The security of users’ data is always our top priority. If you have discovered security vulnerability anywhere in our services, we greatly appreciate your cooperation in disclosing it to us in a responsible matter, following the guidelines set out in this Policy.

We commit to acknowledge, validate, and fix vulnerabilities in the timeliest matter possible. We will not take legal action against or suspend access to our services for any party that has responsibly disclosed vulnerabilities discovered.

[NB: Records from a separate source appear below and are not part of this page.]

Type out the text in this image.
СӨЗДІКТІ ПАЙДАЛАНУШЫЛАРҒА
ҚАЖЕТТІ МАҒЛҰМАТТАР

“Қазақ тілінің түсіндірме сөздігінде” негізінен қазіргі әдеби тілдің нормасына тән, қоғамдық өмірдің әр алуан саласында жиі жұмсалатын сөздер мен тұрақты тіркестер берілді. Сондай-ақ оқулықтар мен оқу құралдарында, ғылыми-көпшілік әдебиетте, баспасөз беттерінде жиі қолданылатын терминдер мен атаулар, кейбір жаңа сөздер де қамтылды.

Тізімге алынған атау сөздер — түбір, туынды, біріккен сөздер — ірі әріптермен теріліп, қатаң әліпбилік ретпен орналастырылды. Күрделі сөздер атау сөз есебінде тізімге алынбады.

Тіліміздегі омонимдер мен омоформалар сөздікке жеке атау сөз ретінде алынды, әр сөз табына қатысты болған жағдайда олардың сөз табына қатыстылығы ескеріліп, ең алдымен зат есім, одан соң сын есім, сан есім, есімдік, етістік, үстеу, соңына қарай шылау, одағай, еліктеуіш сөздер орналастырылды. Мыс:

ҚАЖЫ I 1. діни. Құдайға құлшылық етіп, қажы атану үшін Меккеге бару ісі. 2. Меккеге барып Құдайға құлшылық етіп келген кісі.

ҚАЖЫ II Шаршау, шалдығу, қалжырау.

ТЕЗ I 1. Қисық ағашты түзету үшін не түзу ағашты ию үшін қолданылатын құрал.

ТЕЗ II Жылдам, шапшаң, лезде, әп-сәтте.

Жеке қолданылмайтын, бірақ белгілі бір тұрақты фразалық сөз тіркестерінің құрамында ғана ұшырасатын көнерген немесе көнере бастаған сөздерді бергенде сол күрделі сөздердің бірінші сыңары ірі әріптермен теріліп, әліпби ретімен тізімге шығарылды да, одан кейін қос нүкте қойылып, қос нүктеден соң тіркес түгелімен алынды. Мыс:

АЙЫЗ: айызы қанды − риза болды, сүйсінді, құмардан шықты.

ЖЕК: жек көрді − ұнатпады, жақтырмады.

We would like to give property credit to the people who help us improve our services and protect the PremiumSide Hosting community. If you discover a valid significant vulnerability and report it in accordance with this Policy, we will add your name to our Honor Roll. If you wish to keep your disclosure confidential, just let us know and we would never reveal your identity. Incase the same vulnerability is reported by several parties before it is fixed. the acknowledgement will go to the first one to report the issue.

RULES

  • If you believe you have found a vulnerability, do not share details about it with any third parties or the general public before it has been fixed;
  • You can only conduct testing on accounts that you own or have permission from the owner to test on;
  • Do not try to gain control of another user’s account or data;
  • SPAM and DDoS attacks are never permitted;
  • Do not use automated tools to find vulnerabilities;
  • Automated/manual password guessing (also known as “bruteforce attack”) against login forms is not permitted;
  • never use non-technical methods such as phishing and / or social engineering against employees or customers of PremiumSide Hosting;
  • Physical attacks against equipment, infrastructure, offices, and / or employees of PremiumSide Hosting and / or our partners are strictly forbidden.

HOW TO REPORT

Send us an email at [email protected] with the details of the vulnerability you have discovered. Please make sure to include the following:

  • As much details as possible about the nature of the vulnerability so as to allow us to reproduce your steps;
  • Your e-mail address;
  • Name and a link to your social media profile as you would like them to appear on this page.